Op 31 december stopt Monique Swinnen als gedeputeerde. Ze wordt, volgens het coalitie-akkoord van 2018, opgevolgd door Gunther Coppens. In 14 jaar tijd heeft ze heel wat projecten gerealiseerd in Vlaams-Brabant, vooral op vlak van toerisme, land- en tuinbouw en plattelandsbeleid, waterbeleid en welzijn.
Belangrijke voorbeelden hiervan zijn de toeristische wandel- en fietsknooppunten, de streekproducten, de inspanningen om wateroverlast te vermijden, de zorgboerderijen.
Monique Swinnen, geboren op 4 februari 1954 in Rillaar, is jurist van opleiding.
In 2006 werd ze voor het eerst gedeputeerde voor de provincie Vlaams-Brabant. Ze bleef in deze functie tijdens bijna drie legislaturen (2006-2012, 2012-2018 en de huidige).
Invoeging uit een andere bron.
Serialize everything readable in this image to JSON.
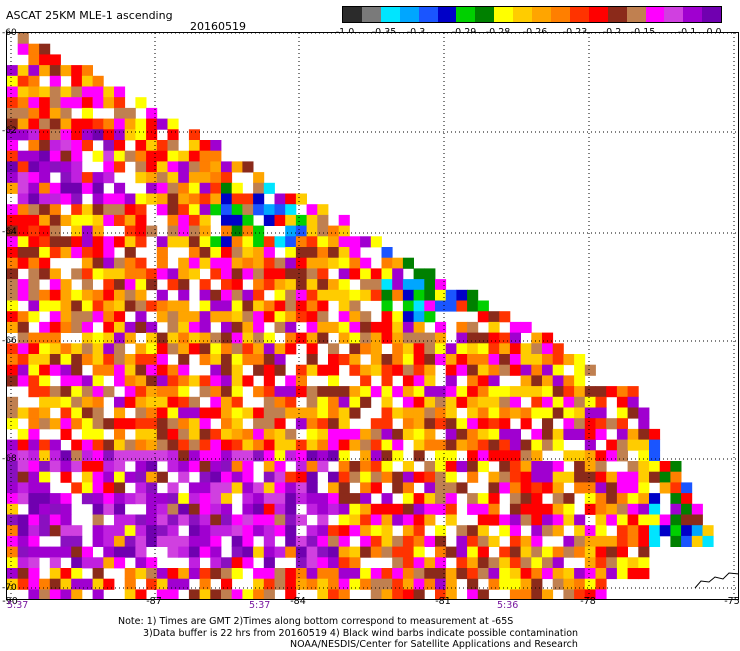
{
  "header": {
    "title": "ASCAT 25KM MLE-1 ascending",
    "date": "20160519"
  },
  "colorbar": {
    "labels": [
      "-1.0",
      "-0.35",
      "-0.3",
      "-0.29",
      "-0.28",
      "-0.26",
      "-0.23",
      "-0.2",
      "-0.15",
      "-0.1",
      "0.0"
    ],
    "colors": [
      "#2b2b2b",
      "#7a7a7a",
      "#00e5ff",
      "#00a6ff",
      "#1a55ff",
      "#0000c8",
      "#00d000",
      "#008000",
      "#ffff00",
      "#ffcc00",
      "#ffa500",
      "#ff7f00",
      "#ff3300",
      "#ff0000",
      "#8b2a1a",
      "#c08050",
      "#ff00ff",
      "#d040e0",
      "#a000d0",
      "#7000b0"
    ]
  },
  "map": {
    "lat_labels": [
      "-60",
      "-62",
      "-64",
      "-66",
      "-68",
      "-70"
    ],
    "lon_labels": [
      "-90",
      "-87",
      "-84",
      "-81",
      "-78",
      "-75"
    ],
    "time_labels": [
      "5:37",
      "5:37",
      "5:36"
    ],
    "palette": {
      "purple": [
        "#7000b0",
        "#8a10c0",
        "#a000d0",
        "#c020e0",
        "#d040e0",
        "#ff00ff"
      ],
      "warm": [
        "#ff0000",
        "#ff3300",
        "#ff7f00",
        "#ffa500",
        "#ffcc00",
        "#ffff00",
        "#8b2a1a",
        "#c08050",
        "#ff00ff",
        "#a000d0"
      ],
      "blue": [
        "#00a6ff",
        "#1a55ff",
        "#00e5ff",
        "#00d000",
        "#008000",
        "#0000c8"
      ]
    }
  },
  "notes": {
    "line1": "Note: 1) Times are GMT 2)Times along bottom correspond to measurement at -65S",
    "line2": "3)Data buffer is 22 hrs from 20160519 4) Black wind barbs indicate possible contamination",
    "line3": "NOAA/NESDIS/Center for Satellite Applications and Research"
  }
}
Daarvoor was ze van 1985 tot 1995 raadslid geweest van de unitaire provincie Brabant. Sinds 2000 zetelt ze in de Vlaams-Brabantse provincieraad.
Sinds 1985 zetelde ze ook in de gemeente- en OCMW-raden van Aarschot.
Van januari tot mei 1995 was ze senator.
Gedurende 14 jaar als gedeputeerde was ze voornamelijk bevoegd voor land- en tuinbouw, waterlopen, toerisme en streekproducten, Europa en plattelandsbeleid en welzijn.
Van kinderen witloof leren eten tot dorpskernvernieuwing
Op landbouwgebied zette Monique Swinnen sterk in op multifunctionele landbouw.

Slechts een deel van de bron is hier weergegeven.